Verjaringstermijn cruciaal voor vordering tot onderzoek van vaderschap
Gebaseerd op deze beoordeling stelt het Hof dat de wet van 1987 van toepassing is op de eisende partij. Het venijn schuilt echter in de staart wanneer het Hof vervolgens stelt dat art. 119, §1 van de wet van 31 maart 1987 bepaalt dat artikel 331ter van het Burgerlijk Wetboek van toepassing is op de rechtsvorderingen die nog niet zijn ingesteld bij de inwerkingtreding van die wet. Daarnaast bepaalt artikel 119, § 2, dat voor de rechtsvorderingen die, krachtens de opgeheven bepalingen, niet vatbaar zijn voor verjaring, de dertigjarige verjaringstermijn eerst begint te lopen bij de inwerkingtreding van die wet en bepaalt artikel 119, § 6, dat, indien de termijn die vroeger gold voor een rechtsvordering, bij de inwerkingtreding van de wet van 31 maart 1987 is verstreken, het vorderingsrecht vervallen blijft.
Om te oordelen of het antwoord op de prejudiciële vraag dienstig is voor de beslissing in de zaak ten gronde, stelt het Grondwettelijk Hof dat het dient te worden vastgesteld of de voorliggende vordering tot onderzoek naar het vaderschap, al dan niet verjaard was op het ogenblik van de inwerkingtreding van de wet van 31 maart 1987.
De zaak dient dus te worden teruggezonden naar de verwijzende rechter.

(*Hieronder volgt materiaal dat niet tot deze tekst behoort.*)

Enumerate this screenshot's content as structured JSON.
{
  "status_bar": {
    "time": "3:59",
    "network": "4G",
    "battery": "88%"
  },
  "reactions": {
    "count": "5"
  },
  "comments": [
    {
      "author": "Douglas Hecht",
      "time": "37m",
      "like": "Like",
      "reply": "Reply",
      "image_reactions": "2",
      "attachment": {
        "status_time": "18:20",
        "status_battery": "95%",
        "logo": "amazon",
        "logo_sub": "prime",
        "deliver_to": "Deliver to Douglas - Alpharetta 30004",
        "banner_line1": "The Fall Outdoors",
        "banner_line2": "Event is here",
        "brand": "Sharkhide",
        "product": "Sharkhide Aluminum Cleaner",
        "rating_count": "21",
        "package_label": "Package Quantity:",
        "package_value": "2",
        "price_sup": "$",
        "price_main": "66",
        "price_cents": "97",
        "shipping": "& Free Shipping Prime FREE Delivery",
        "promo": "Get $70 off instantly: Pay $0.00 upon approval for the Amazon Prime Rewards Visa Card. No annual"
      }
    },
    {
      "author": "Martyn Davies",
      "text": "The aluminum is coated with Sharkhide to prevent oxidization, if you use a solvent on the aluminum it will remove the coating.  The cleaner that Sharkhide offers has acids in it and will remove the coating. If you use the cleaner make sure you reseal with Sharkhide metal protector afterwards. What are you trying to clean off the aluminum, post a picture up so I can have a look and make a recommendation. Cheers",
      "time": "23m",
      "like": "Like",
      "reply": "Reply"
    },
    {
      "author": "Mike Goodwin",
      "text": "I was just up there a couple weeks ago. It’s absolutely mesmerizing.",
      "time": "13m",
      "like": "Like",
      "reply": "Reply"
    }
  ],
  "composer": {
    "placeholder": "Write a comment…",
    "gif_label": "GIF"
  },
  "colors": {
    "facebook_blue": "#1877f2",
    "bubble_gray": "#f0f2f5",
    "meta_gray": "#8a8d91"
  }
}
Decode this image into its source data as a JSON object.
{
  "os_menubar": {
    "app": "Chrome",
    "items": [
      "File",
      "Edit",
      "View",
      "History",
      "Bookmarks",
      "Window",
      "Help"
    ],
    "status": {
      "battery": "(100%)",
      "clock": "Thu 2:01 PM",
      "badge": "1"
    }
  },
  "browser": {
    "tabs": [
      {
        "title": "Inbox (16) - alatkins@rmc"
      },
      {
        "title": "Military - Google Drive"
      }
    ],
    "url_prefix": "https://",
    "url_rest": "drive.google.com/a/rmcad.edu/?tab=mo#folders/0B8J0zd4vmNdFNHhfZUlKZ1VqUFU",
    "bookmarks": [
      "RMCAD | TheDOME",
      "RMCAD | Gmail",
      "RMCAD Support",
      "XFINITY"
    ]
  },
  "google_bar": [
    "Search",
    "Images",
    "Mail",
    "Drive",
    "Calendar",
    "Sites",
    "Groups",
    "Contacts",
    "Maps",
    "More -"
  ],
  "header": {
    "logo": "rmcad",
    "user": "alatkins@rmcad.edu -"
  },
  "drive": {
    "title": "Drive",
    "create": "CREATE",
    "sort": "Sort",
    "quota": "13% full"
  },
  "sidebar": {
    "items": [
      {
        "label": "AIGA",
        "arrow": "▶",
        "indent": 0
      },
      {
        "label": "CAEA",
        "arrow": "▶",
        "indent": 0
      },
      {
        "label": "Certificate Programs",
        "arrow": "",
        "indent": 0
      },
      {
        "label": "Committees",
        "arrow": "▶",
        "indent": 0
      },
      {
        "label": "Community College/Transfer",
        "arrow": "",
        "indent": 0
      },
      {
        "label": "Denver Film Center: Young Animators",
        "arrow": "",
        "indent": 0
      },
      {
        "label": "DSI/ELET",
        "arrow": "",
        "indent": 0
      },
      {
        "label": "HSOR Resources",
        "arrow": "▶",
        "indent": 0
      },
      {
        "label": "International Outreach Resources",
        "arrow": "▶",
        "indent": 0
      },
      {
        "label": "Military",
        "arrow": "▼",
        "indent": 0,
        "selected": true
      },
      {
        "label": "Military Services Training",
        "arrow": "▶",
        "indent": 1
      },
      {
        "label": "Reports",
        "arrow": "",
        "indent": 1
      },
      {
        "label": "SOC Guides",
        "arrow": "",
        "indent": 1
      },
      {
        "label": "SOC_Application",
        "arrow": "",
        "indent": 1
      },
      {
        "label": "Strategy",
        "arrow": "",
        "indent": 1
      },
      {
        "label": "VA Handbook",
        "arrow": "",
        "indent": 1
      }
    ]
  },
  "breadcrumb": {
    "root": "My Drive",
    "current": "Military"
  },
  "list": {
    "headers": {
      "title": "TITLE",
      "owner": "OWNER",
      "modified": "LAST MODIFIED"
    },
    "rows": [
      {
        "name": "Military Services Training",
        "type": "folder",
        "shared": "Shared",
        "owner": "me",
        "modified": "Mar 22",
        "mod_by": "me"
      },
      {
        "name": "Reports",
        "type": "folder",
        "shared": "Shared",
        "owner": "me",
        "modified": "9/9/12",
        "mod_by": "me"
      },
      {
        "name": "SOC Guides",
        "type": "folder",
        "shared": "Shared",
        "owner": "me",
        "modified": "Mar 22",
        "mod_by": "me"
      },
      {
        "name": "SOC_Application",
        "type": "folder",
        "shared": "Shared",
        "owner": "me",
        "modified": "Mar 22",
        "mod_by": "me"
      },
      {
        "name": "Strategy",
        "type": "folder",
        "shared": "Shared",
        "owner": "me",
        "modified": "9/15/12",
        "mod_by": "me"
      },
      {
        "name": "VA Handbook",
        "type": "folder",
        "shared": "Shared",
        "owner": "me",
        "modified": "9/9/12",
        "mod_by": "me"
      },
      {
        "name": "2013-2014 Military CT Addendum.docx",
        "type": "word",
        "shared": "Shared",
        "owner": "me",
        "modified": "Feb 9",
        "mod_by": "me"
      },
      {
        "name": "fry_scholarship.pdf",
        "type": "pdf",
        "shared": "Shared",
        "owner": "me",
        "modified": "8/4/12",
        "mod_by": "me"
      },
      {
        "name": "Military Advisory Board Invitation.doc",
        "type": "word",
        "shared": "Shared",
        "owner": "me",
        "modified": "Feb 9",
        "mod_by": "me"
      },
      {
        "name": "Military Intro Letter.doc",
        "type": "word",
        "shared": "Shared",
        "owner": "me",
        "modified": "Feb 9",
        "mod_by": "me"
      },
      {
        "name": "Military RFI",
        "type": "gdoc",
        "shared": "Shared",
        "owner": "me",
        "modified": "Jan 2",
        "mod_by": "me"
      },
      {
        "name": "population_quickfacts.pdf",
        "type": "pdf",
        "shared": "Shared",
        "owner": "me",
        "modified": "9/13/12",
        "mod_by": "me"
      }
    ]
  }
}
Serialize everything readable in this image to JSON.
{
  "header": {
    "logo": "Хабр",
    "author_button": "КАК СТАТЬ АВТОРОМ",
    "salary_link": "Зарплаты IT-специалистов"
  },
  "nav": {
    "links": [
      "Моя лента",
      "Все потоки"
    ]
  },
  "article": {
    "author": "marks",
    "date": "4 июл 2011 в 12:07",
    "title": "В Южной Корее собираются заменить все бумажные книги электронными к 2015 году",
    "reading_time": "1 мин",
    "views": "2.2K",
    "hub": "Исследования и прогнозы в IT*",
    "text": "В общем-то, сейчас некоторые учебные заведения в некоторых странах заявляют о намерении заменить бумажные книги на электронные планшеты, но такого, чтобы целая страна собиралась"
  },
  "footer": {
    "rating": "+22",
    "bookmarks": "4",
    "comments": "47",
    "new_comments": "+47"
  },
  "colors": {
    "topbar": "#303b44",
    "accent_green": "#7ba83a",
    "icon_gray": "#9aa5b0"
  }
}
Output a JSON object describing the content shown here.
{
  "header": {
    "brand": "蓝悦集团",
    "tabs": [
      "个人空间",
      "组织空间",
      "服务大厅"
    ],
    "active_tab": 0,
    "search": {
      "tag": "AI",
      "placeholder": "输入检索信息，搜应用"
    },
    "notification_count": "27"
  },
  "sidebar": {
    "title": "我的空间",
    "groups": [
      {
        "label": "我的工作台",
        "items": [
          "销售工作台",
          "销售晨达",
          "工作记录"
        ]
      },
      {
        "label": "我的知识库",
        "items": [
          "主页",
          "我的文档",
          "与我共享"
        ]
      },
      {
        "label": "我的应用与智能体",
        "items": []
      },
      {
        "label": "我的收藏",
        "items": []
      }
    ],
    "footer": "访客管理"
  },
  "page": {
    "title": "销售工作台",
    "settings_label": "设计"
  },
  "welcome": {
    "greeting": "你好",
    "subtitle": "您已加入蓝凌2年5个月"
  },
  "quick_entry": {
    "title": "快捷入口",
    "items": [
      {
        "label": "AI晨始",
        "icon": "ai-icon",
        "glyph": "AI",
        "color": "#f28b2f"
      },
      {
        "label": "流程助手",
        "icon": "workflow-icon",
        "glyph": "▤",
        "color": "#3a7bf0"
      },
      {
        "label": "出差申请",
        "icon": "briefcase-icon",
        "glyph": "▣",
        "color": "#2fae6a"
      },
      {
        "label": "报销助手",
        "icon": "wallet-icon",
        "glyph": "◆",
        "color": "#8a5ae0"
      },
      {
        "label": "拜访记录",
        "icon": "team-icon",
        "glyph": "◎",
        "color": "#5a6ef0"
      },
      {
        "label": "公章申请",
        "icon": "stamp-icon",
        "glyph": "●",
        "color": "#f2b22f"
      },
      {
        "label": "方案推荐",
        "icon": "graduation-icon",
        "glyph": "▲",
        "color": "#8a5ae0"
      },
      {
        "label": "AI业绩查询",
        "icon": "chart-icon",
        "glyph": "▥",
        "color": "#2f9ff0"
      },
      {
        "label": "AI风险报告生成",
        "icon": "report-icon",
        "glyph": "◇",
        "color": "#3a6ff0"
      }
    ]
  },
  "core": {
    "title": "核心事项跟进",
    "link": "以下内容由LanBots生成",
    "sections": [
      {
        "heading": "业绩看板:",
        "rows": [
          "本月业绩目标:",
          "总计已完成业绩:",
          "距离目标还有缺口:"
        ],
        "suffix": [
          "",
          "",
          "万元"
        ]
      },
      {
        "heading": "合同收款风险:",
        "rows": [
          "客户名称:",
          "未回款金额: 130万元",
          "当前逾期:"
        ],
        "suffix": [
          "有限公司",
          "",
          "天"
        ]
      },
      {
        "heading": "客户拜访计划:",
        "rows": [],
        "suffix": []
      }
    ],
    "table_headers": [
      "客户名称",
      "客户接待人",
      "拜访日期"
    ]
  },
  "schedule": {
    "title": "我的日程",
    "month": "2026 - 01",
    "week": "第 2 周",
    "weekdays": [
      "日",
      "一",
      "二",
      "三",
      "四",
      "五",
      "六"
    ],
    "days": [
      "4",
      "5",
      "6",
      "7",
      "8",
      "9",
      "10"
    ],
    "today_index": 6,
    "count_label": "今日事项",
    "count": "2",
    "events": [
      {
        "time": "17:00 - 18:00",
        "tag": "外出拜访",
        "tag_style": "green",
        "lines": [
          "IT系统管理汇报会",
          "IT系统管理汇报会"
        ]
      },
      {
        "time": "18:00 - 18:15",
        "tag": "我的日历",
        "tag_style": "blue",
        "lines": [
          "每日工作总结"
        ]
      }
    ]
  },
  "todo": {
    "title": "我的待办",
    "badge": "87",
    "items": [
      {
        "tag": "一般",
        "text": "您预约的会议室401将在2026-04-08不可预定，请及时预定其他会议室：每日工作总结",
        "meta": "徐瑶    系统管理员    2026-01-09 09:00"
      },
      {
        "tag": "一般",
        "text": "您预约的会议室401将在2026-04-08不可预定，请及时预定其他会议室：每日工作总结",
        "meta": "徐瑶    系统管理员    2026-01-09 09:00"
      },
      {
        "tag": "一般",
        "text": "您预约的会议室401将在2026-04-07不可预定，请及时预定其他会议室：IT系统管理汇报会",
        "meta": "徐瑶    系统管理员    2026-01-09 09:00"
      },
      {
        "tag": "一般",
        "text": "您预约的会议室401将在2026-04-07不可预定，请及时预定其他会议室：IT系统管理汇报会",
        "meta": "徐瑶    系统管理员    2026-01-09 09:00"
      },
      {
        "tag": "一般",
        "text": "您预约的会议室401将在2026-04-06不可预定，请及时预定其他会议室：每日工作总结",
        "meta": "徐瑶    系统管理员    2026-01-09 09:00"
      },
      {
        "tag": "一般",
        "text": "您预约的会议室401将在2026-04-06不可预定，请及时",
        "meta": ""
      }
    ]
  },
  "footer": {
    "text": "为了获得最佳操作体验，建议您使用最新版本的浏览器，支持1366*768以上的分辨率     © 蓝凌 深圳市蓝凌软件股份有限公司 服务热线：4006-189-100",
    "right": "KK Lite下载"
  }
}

Hoewel het Hof zich dus (nog) niet uitsprak over de mogelijke schending van artikelen 22 GW en 8 EVRM, heeft het Hof met inachtname van de wet van 1987 een eerste interpretatie gegeven inzake de (aanpak van) discriminaties op het gebied van de afstamming bij het instellen van vorderingen tot onderzoek van vaderschap.